Krause suggests that if you’re collecting your own data, you should carefully record exactly how each question is being asked (the gender question with answers of male/female/other will get you different answers than even the slight variant male/female/another); who is asking the question (the answers given by respondents will vary quite a lot depending on whether the person asking the question is of higher or lower social status); and the specific way the sample of respondents was chosen.
Each of these pieces is akin to an ingredient in your soup. The quality of the data going into your project is like the quality of the vegetables. The data biography is like knowing where the chicken came from and what it ate. It’s not necessary to throw away all your data and evaluation recipes to make progress towards equity, but it is absolutely essential to consider the ingredients going into them.
As museums continue to embrace the lessons Black Lives Matter imparted and redress the overt and covert biases and prejudices that have historically existed within our institutions, it is incumbent on us, as evaluators, to collect and share data that is as free of bias as possible.
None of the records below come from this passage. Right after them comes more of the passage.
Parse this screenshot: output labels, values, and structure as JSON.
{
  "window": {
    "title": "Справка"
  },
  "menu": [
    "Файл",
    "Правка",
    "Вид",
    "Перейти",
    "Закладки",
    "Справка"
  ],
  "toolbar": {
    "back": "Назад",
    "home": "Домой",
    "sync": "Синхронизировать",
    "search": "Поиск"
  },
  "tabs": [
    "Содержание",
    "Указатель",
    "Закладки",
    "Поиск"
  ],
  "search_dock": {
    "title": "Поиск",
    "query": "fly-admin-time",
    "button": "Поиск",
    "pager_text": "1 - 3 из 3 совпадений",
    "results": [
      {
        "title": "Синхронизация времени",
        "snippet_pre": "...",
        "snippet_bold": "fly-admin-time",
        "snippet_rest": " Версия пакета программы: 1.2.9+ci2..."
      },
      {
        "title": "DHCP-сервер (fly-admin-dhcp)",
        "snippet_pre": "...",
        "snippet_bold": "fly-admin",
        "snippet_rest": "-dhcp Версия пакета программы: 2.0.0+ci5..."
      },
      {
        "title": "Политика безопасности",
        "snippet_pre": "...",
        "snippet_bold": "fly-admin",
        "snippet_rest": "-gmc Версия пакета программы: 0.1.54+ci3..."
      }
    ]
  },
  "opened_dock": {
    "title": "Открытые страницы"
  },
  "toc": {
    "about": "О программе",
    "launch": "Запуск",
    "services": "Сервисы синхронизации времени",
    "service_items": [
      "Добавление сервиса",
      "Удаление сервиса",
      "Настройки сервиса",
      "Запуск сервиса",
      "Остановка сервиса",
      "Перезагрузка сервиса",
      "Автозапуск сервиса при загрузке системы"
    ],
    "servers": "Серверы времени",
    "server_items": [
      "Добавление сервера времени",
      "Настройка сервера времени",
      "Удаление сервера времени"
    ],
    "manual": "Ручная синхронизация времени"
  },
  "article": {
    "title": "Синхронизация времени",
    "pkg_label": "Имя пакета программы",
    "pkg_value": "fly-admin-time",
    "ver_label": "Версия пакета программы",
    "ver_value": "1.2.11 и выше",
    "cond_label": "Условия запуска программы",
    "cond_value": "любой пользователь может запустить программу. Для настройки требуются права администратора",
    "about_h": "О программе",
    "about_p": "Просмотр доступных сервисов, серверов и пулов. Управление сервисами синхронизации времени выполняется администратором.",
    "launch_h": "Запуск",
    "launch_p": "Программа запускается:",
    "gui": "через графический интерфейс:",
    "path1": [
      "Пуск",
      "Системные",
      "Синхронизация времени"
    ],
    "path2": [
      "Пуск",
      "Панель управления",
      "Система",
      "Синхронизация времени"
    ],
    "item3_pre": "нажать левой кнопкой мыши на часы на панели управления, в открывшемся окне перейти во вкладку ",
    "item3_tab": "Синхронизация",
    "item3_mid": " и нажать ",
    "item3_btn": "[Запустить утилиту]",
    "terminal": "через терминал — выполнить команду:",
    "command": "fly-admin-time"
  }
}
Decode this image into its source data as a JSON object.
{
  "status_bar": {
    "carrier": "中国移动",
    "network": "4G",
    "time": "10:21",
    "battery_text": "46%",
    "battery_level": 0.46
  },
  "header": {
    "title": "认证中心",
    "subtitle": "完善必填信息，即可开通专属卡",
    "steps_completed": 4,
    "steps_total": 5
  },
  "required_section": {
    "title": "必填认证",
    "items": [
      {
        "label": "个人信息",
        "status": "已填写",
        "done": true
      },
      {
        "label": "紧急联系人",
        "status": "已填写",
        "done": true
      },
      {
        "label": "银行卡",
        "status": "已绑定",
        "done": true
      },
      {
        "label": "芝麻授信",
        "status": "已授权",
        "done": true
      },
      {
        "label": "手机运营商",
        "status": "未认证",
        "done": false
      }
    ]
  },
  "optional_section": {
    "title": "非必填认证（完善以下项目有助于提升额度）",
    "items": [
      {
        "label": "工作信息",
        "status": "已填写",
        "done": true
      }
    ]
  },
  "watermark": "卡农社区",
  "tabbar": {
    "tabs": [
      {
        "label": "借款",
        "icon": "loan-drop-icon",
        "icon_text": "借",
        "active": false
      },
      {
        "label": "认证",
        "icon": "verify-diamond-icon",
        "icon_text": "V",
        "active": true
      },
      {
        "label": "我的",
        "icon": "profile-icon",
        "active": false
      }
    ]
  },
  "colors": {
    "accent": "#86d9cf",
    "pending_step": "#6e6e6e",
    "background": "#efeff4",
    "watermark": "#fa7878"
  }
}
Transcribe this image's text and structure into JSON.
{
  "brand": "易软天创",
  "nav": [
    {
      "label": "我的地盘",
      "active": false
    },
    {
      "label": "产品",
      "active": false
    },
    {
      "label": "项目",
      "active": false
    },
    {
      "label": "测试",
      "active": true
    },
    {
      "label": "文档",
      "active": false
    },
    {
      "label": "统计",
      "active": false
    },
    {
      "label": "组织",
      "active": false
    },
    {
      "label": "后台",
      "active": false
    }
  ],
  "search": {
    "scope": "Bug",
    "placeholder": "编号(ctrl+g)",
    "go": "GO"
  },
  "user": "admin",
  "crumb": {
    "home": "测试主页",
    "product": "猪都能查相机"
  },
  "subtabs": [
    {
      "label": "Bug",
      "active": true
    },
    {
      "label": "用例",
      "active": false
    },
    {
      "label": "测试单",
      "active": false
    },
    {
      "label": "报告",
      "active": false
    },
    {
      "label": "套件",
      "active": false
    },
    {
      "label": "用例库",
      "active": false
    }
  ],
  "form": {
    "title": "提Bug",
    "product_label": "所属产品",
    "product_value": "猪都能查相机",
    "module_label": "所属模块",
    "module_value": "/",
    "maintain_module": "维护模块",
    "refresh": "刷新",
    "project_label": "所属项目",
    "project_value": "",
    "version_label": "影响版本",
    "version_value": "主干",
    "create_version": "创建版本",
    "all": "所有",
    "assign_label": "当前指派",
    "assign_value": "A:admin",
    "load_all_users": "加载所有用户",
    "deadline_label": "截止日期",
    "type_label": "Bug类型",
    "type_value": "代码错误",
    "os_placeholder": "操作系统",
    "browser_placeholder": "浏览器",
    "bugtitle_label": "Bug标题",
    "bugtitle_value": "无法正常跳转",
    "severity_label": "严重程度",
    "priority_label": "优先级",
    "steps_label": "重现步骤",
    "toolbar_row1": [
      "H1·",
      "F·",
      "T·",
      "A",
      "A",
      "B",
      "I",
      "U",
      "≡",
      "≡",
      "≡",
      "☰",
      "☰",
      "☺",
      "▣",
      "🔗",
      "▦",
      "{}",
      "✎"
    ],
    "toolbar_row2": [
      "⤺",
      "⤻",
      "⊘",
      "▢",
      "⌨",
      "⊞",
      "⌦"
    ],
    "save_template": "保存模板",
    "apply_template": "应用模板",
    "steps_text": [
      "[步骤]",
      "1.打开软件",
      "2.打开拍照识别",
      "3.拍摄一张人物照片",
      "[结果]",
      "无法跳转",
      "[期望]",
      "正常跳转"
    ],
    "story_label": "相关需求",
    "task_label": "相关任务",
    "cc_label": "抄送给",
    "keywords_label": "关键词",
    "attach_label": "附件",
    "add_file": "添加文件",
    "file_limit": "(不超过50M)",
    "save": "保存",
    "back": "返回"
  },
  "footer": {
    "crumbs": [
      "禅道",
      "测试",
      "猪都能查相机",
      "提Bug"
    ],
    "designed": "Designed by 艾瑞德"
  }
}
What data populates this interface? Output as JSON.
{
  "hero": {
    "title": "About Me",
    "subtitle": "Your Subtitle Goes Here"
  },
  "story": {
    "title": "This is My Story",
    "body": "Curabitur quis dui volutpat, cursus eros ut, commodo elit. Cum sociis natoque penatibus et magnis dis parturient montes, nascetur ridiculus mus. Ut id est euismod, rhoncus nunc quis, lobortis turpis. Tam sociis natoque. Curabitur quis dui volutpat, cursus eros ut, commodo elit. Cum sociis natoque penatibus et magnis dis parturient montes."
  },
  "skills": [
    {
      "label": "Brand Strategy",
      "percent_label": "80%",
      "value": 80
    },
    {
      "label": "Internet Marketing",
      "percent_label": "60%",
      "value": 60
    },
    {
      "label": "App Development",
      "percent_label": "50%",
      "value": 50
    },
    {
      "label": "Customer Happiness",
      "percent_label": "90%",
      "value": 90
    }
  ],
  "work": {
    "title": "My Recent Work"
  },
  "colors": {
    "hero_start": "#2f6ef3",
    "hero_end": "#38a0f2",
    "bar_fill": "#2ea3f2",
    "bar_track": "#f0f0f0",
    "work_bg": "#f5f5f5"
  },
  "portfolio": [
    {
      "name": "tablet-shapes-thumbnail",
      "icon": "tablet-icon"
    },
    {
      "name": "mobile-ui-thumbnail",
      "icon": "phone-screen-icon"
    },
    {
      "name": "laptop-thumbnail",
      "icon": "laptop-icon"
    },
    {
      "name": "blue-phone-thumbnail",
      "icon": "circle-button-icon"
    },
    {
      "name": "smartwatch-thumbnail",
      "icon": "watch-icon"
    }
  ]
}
We must scrutinize the data for hidden biases and agendas and when necessary, we must voice concern and opposition when data equity has not been achieved. This is how we become and remain Essential Evaluators.
Thank you Heather Krause for the Data Equity Framework! We first encountered it in June, and we have found it so helpful in identifying concrete actions we will take to pursue anti-racist practices in our work: https://rka-learnwithus.com/rka-anti-racism-pledge/
Hi Amanda,
Glad you found it helpful; we did as well! We just shared Krause’s framework with the Denver Evaluation Network and hope to keep the conversation going among our institutions. Like you mentioned, it has some concrete steps that people find helpful in starting conversations and changing institutional practices.